Monday, July 11, 2011

Great News: Big Dig Boondoggle Could Cost Us Another $200 Million

When they estimate a tab for what this fiasco will cost us, go right ahead and double or triple it, since by the time they're done it'll cost way more. This is the legacy of Ted Kennedy and Tip O'Neill.
A few days after a 110-pound light fixture crashed from the ceiling of the Tip O’Neill tunnel onto one of the busiest roads in Boston, a highway crew made an alarming discovery: nine other lights in the sprawling Big Dig tunnels were hanging from supports so corroded that they could fail at any time, too.

The Big Dig already had a tragic experience with dangerous falling objects. A tunnel ceiling panel had collapsed in 2006, killing a woman a few hundred yards from where the nine corroded fixtures were discovered on Feb. 16. State engineers had no way of knowing how many more of the 25,000 lights in the Big Dig tunnels had become unstable - and plenty of reason to fear that corrosion was widespread after years of saltwater leaking into the tunnels.

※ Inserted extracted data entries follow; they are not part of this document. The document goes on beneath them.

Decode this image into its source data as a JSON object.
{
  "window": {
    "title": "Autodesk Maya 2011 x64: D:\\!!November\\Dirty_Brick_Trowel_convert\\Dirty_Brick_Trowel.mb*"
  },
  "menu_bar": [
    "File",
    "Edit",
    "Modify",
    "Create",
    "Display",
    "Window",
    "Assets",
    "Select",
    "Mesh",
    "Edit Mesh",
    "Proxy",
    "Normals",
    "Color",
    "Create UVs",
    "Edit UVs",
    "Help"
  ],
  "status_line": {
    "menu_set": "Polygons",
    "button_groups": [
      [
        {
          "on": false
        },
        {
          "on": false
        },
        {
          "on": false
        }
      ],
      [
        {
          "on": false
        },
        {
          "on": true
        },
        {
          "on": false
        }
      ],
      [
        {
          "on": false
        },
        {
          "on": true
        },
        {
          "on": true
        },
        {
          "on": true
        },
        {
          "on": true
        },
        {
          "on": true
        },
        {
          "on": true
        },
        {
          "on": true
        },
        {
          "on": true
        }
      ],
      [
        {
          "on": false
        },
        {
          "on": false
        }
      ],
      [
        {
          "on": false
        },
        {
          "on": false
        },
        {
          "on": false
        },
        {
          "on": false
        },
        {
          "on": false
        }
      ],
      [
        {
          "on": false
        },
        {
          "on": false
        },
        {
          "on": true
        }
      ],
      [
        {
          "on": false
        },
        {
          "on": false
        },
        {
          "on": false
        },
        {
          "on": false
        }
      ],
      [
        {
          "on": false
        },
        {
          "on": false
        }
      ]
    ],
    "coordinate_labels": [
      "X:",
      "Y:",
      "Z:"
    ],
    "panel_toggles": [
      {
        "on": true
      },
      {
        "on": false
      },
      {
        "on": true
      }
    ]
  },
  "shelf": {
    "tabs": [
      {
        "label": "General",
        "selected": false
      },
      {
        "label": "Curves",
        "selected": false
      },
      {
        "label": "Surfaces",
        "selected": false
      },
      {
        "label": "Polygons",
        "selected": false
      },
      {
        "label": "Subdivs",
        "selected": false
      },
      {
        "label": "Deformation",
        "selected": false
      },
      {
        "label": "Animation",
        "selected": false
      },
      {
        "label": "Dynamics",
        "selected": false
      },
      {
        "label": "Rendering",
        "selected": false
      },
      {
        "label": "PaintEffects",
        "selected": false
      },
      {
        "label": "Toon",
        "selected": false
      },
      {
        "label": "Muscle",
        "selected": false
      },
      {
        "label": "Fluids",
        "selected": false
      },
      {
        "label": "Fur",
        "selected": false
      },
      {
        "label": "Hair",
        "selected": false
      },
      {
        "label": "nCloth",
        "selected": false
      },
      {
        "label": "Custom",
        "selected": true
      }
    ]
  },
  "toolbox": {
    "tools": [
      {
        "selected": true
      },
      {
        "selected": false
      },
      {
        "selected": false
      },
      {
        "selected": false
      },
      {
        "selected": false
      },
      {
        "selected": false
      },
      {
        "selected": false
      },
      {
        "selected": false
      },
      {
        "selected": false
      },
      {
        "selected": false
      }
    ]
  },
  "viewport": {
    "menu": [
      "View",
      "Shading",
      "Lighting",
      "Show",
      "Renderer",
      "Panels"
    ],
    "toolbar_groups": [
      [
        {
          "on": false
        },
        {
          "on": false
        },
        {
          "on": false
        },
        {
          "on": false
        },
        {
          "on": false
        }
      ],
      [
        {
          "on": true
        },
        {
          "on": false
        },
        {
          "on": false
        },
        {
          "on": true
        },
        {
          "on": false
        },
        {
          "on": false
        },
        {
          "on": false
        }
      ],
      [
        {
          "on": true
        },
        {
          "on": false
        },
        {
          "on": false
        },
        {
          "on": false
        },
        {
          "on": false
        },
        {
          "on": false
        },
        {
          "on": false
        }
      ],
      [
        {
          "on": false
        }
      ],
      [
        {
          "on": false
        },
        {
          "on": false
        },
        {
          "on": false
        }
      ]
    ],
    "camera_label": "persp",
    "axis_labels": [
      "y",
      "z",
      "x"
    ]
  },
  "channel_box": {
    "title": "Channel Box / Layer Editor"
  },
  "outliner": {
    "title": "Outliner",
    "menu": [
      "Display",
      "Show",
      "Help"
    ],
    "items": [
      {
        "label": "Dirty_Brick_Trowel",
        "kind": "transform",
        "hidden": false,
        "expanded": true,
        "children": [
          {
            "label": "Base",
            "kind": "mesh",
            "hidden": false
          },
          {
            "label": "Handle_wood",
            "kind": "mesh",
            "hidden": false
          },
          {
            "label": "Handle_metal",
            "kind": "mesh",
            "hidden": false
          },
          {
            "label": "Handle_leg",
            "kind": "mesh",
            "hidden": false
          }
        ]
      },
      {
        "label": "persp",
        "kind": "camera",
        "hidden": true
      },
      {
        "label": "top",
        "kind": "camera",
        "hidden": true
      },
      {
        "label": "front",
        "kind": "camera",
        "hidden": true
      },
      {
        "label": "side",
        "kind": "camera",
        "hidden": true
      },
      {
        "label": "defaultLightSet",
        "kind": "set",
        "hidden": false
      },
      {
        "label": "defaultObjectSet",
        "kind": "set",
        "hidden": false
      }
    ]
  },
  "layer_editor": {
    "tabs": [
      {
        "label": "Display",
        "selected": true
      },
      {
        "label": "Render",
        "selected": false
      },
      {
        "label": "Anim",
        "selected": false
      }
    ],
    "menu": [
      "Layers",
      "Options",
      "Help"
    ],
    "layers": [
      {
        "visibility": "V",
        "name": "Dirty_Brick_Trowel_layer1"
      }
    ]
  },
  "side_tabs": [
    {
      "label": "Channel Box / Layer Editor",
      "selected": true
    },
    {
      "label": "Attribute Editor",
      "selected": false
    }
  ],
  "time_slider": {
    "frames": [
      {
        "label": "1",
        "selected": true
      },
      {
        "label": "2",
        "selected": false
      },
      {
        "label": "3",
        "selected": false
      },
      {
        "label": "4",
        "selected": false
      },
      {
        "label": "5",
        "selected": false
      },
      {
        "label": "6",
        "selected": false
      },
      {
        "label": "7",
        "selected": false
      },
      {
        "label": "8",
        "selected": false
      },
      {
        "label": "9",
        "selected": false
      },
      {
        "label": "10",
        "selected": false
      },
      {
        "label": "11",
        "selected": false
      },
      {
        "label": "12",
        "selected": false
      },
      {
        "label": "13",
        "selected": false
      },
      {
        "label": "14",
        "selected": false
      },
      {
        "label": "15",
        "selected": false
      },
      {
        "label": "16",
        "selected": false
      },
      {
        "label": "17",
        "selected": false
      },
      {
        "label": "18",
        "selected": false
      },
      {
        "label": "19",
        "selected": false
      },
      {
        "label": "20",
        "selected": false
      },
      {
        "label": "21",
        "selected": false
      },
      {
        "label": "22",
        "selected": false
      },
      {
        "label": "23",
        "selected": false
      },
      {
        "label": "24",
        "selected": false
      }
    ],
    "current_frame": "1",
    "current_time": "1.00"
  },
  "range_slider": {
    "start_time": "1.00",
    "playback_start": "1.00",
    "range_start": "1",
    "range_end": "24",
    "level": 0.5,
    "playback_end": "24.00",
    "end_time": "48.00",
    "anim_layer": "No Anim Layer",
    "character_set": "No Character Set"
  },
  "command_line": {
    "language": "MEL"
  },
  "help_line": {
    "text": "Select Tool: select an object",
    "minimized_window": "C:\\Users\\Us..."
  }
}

But the engineers in charge kept quiet. They filed no written report. They didn’t brief their boss. And when they asked federal regulators for money to fix a corrosion problem that “could’’ lead to falling light fixtures, they didn’t disclose that one had already fallen.
If we had a real Attorney General there would already be a criminal investigation into this, but our man Eric Holder is too busy covering up his role in Fast and Furious to even notice.
Internal e-mails and Transportation Department reports obtained by the Globe show that last winter’s light fixture collapse presented a more hazardous situation than Secretary Jeffrey B. Mullan disclosed to the public, and one that could add $200 million to the already-gargantuan price of the Big Dig.

State records also show that his agency’s attempt to solve the problem was both more secretive and sluggish than he admitted. Engineers, led by Mullan’s close associate Helmut Ernst, didn’t even send the fallen fixture to a lab for analysis until March 16, instead leaving the crucial piece of evidence in a South Boston maintenance facility along with mounds of road debris.

“I have to ask what we have been doing for six weeks. No testing yet?’’ lamented Mullan in an e-mail hours before a March 16 press conference where he belatedly told the public about the light fixture hazard in the tunnels.

Despite these private doubts, Mullan told reporters he and his staff had “spent quite some time’’ investigating the incident and that he was disclosing it after getting “a better idea of exactly what we were dealing with.’’ He said they had deliberately kept the incident quiet to avoid panic while they worked.
But hey, no bog deal, right? After all, this mess cost us billions in overruns and was done in half-assed fashion. But it was a blue state payoff to unions, so who are we to complain? They meant well.
The light fixture fiasco underscores a culture of secrecy among the engineers who maintain the $22 billion Big Dig, one of the world’s most costly - and problem-plagued - highway projects. After years of scandals, bad press, and lawsuits alleging shoddy work, engineers freely admit they don’t like to write things down, prompting one transportation consultant to compare the atmosphere to President Nixon’s White House.

The consultant, C. David Taugher, wrote in a March internal report, “How deep does the culture go where nobody says anything, even when they know they should?’’
Again, where are the feds in this case? Could you imagine such a costly project in a red state becoming one of the most massive boondoggles in history and nobody being held accountable?

Talk about a culture of corruption.

1 comment:

roux said...

This is as good a place as any to stop spending. Eff those jackasses in Boston. Eff them.